Anyone who is interested in coffee will be able to tell you that filter coffee can vary drastically depending on how it is brewed. If you change the brewing method, temperature, or grind size, the end product will vary drastically.
The same is true for filters. In fact, an experiment conducted by the Specialty Coffee Association in 2017 showed that the shape of the filter is one of the factors that influences coffee extraction the most in filter coffee brewing. This is super interesting, as filter shape isn’t something we tend to consider so much when brewing.
So which is the better shape? The cone filter or the flat filter?
Flat Filter vs. Cone Filter for Extraction
The cone filter is favored by many professional and home baristas, especially for manual pour-over brewing. This is because the narrow cone shape directs the coffee into a central location. This means that the water passes more evenly through all of the coffee grounds.
On the other hand, with flat filters, or basket filters, the coffee bed is spread over a greater surface area. This means that the all of coffee grounds usually don’t have as much contact with the water during brewing, and less Total Dissolved Solids (TDS) are extracted.
So, less properties are extracted from the coffee bean when brewing with a flat filter. Does this mean that the cone filter is superior? Not necessarily.
Is More Extraction Better?
Regular brewers will be able to tell you that a higher extraction rate isn’t always the goal with coffee brewing.
For example, dark roasted coffee extracts much easier than a light roast. Because of this, we need to adjust all brewing factors to extract slightly less when brewing with a dark roasted bean. This means a lower temperature and a courser grind. It also means that a flat filter is perhaps more appropriate for a darker roasted coffee, as it helps us to avoid over-extraction.
Does a cone filter always mean more extraction?
Though the general rule is that cone filters extract more TDS than flat filters, there are always exceptions. Regular readers on this website will know that we named the Kalita Wave our favorite pour-over coffee maker. The Wave is actually a flat bottomed brewer, with a twist. The innovative wave filter design concentrates the coffee and the water flow towards the centre of the brewer. This, in combination with with the flat bottomed, three holed brewer results in a supremely smooth and well extracted coffee.
Brewing in Bulk
Another reason that a flat coffee filter might be preferable to a cone filter is if you are brewing in bulk. When you brew a large quantity of filter coffee, a cone filter doesn’t work because there isn’t enough space for the ground coffee. This is why industrial filter coffee machines will always use a basket filter, not a cone filter.
Another factor to consider is the cost. Basket filters are usually cheaper than cone filters. If saving the pennies is your primary concern, go for flat filters over cone filters.
So Which is the Right Filter for You?
So, now that you know the difference between cone and flat filters, which one is the right choice for you?
Who Should Brew with a Cone Filter?
- If you are a coffee enthusiast and you brew your cups individually, manual brewers with cone filters are probably the right choice for you.
- If you are partial to a light or medium roasted coffee, the cone filter is a better choice as it helps us to extract more TDS from the coffee bean.

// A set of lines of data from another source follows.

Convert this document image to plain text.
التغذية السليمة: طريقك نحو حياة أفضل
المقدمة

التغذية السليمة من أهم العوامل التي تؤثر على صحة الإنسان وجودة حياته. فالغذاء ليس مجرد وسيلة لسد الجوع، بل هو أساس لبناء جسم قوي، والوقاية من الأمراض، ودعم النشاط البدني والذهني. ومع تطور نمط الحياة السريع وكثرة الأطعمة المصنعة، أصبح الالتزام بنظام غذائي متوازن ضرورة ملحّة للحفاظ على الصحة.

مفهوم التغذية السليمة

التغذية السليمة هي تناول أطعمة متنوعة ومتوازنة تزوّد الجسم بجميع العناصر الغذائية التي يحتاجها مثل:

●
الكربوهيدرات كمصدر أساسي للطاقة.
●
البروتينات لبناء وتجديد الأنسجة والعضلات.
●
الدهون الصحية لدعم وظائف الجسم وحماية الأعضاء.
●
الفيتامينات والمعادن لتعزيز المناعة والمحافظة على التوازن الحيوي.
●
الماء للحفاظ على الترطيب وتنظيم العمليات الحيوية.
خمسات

What Type of Person is the Flat Filter Right for?
- If you have a large family and you drink a lot of coffee, an automatic drip machine with a basket filter is probably going to suit you better.
- A flat filter is the superior choice as well if you like your coffee beans strong and dark!
So, now you know why the exact same coffee and grind taste completely different when brewed in an automatic drip coffee maker, compared to a manual pour-over dripper.
Regardless of which filter you decide you prefer, hopefully you’ve learned something new about coffee filter shapes today, which is what’s important after all!